Hopefully you could me explaining this thing. I'm working with Fortran and actually writing my code on CFD topic, and below (just for sake of simplicity and just for example) are short explanations of my case:
- I should use one 2D array A(i,j) and one 1D array B(i)
- I have to do 2 times looping, which is the first looping should be 50,000 times and the second one is 5 times (can't be changed).
- The point number 2 above should be looped 10,000 times.
I write the codes with 2 versions (I called them Prog_A and Prog_B).
The first one is as shown below:
PROGRAM PROG_A
REAL*8, DIMENSION(50000,5):: A
REAL*8, DIMENSION(50000)::B
REAL*8:: TIME1,TIME2
!Just for initial value
DO I=1, 50000
A(I,1)=1.0
A(I,2)=2.0
A(I,3)=3.0
A(I,4)=4.0
A(I,5)=5.0
B(I)=I
END DO
!Computing computer's running time (start)
CALL CPU_TIME(TIME1)
DO K=1, 100000
DO I=1, 50000 !Array should be computed first for 50,000 elements (can't be changed)
DO J=1, 5
A(I,J)=A(I,J)+SQRT(B(I))
END DO
END DO
END DO
!Computing computer's running time (finish)
CALL CPU_TIME(TIME2)
PRINT *, 'Elapsed real time = ', TIME2-TIME1, 'second(s)'
END PROGRAM PROG_A
The second one is:
PROGRAM PROG_B
REAL*8, DIMENSION(5,50000):: A
REAL*8, DIMENSION(50000)::B
REAL*8:: TIME1,TIME2
!Just for initial value
DO J=1, 50000
A(1,J)=1.0
A(2,J)=2.0
A(3,J)=3.0
A(4,J)=4.0
A(5,J)=5.0
B(J)=J
END DO
!Computing computer's running time (start)
CALL CPU_TIME(TIME1)
DO K=1, 100000
DO J=1, 50000 !Array should be computed first for 50,000 elements (can't be changed)
DO I=1, 5
A(I,J)=A(I,J)+SQRT(B(J))
END DO
END DO
END DO
!Computing computer's running time (finish)
CALL CPU_TIME(TIME2)
PRINT *, 'Elapsed real time = ', TIME2-TIME1, 'second(s)'
END PROGRAM PROG_B
As you can see the different is for the first one I used 2D array A(50000,5) and for the second one I used 2D array A(5,50000).

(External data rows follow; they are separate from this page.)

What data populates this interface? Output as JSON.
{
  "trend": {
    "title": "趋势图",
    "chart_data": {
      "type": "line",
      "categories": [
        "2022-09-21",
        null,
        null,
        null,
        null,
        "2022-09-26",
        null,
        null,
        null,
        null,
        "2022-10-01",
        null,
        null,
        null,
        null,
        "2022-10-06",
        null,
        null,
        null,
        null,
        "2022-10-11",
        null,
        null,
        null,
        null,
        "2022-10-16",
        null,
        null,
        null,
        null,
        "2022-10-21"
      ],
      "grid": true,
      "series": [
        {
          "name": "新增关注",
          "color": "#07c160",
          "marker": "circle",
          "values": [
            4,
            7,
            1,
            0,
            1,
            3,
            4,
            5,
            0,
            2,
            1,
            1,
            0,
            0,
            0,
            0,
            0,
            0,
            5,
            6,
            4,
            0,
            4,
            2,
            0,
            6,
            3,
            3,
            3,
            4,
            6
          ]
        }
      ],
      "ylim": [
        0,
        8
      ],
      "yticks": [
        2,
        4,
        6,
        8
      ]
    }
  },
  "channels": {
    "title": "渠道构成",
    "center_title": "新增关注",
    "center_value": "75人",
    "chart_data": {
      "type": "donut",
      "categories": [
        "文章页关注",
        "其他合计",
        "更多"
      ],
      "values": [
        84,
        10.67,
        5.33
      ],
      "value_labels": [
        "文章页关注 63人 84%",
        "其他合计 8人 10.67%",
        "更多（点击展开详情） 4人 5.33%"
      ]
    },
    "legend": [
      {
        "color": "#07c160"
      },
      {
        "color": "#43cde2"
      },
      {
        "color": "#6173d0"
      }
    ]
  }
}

To my knowledge, since Fortran is based on "column major", so the second case would be faster than the first one, since I performed (in the second one) the looping for the most inner side of array (in this case i=1, ..., 5).

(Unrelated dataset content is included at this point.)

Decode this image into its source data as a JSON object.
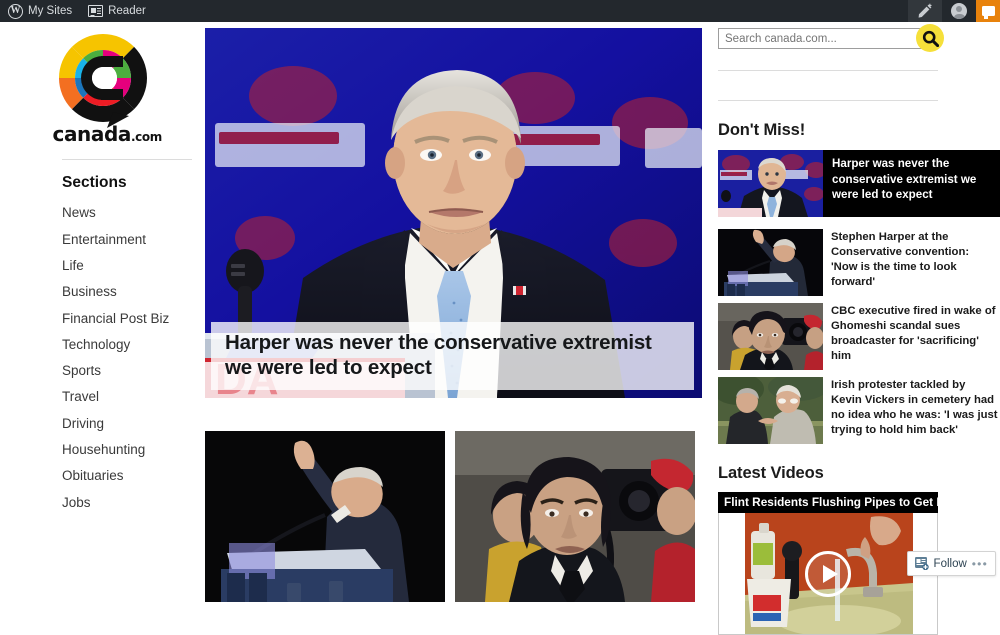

But after compiled on gfortran (with -O3 optimization), I've found that the second one is even much slower than the first one. Here is the result:
- First case : elapsed time = 29.187 s
- Second case : elapsed time = 70.496 s
Could anyone explain me why?
PS: The results of both cases are same for sure.